The communication and collaboration tools that we have at our disposal help us to be more productive in the workplace and lead richer social lives. Despite the clear benefits, however, it is worth remembering that our increasing reliance on these tools is not without cost. Many of us now experience information overload: too much data flowing in from too many sources at every hour of every day. And the newfound obsession with all things real-time suggests that this is not likely to become less of an issue going forward.
Fortunately, a number of startups are building tools to help us cut through the data stream to get straight to the information that matters. For example, on the business applications side, Xobni has created an Outlook plugin which helps us more effectively navigate and organize our emails and contacts. And on the consumer side, Israel’s own My6Sense (see our previous coverage here) analyses usage patterns to build a personal ‘digital intuition’ that recommends highly relevant RSS feeds.
A more recent entrant is MoodBase, a Hod Hasharon-based startup which helps users discover more relevant content based not on user history or the social graph, but on sentiment. The company, which was founded in October 2008 by a group of high-tech industry veterans, is best described as offering a news aggregation service which classifies content according to the emotions that it elicits.
MoodBase’s core Natural Language Processing (NLP) technology, for which the company has lodged a provisional patent application, determines the ‘emotional consensus’ of content based on reader/viewer reactions expressed in the comment sections of news sites and social networks. It then classifies content items into relevant categories such as Funny, Weird and Romantic, and summarizes stories within these categories into single words such as Cute, Handsome and Wrong.
President Obama’s Nobel Peace Prize award provided a timely example of how MoodBase can offer users recommended stories according to the emotions elicited. As a company blog post notes, several news sources discussing the issue were classified by MoodBase into three different mood categories: Weird, Funny and Right. Evidently, journalists discussing an identical topic can elicit very different emotions in their readers.

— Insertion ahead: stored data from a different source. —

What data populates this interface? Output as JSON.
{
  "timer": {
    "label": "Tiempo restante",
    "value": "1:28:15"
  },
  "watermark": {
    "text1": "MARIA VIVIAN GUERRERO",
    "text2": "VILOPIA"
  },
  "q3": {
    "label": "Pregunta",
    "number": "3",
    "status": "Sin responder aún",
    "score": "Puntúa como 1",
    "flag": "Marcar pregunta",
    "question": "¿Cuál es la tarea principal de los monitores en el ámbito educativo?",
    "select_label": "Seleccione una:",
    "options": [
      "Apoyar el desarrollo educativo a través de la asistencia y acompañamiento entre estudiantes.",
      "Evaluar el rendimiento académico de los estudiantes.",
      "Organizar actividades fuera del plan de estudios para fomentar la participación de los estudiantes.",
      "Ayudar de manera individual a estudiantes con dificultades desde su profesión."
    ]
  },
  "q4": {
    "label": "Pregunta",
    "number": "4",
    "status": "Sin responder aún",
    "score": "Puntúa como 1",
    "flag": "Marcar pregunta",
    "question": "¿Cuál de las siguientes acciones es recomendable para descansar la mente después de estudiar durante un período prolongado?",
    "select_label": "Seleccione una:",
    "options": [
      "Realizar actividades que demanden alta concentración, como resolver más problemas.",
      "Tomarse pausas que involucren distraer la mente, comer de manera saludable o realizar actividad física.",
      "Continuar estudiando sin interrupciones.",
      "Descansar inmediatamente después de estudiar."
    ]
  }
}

The idea of analyzing the sentiment contained in unstructured data is not new. Marketing agencies have for some time now used software like Lexalytics to detect (with varying degrees of accuracy and detail) the emotions expressed in articles mentioning a particular brand or product. And on the consumer side, there is no shortage of activity in this space either, with applications like Tweetfeel and Twendz analyzing the sentiment of tweets across different topics in – you guessed it – real-time.
However, after exploring MoodBase for only few minutes it becomes clear that this service has a more rigorous technological foundation than most other sentiment analysis tools – MoodBase goes far beyond the relatively simple positive/negative classification problem. Eran Schaffer, CEO of MoodBase, suggests that only very few comments are required to determine a suitable category, and points out that the algorithms have been designed to disregard spam comments (which could no doubt have a distortive impact on the perceived sentiment).
Schaffer (formerly at Vizrt) and his co-founders – Oren Glickman (former head of Research at Shopping.com) and Roee Fridman (formerly at IDF’s Unit 8200) – envision numerous applications for this technology going forward. The focus is on becoming a major destination site, but not necessarily one that is limited to news aggregation. This technology has the potential to be applied in other areas like product, restaurant and travel recommendations.
The company acknowledges that the concept of navigating content according to mood is polarizing – some people ‘get it’ while others simply do not. For this reason, MoodBase is focused on addressing the segment of the English-speaking population that thinks primarily in terms of sentiment. For example, though technically-inclined readers might find this hard to believe, some consumers go shopping looking for a ‘fun’ camera, not one with a certain number of megapixels or one belonging to a particular brand.
While a key challenge for MoodBase is to achieve greater distribution – a challenge common to all consumer web companies – at this early stage the company is already offering an API to third-party developers. The API provides developers with access to the core NLP technology and has the potential to increase MoodBase’s reach. It might also shed light on market opportunities that the company has not considered at this point. The company is also in discussions with potential partners (large destination sites) that could benefit by providing sentiment analysis functionality to their users, and there is scope to offer this technology as a white label solution.
The MoodBase concept raises some interesting philosophical questions: does the average opinion matter, and if it does not, how should one go about determining whether an individual’s voice is credible or not? These are questions that the company will no doubt have to deal with going forward if it is to continue to advance the state of the art in sentiment analysis. Nonetheless, by going beyond the dichotomy of positive/negative, which has largely defined consumer sentiment analysis tools to date, the company has the potential to change the way people think about discovering content. MoodBase is a welcome development in this era of information overload, as web users can now cut through the data deluge according to emotion. But remember: this is just one opinion.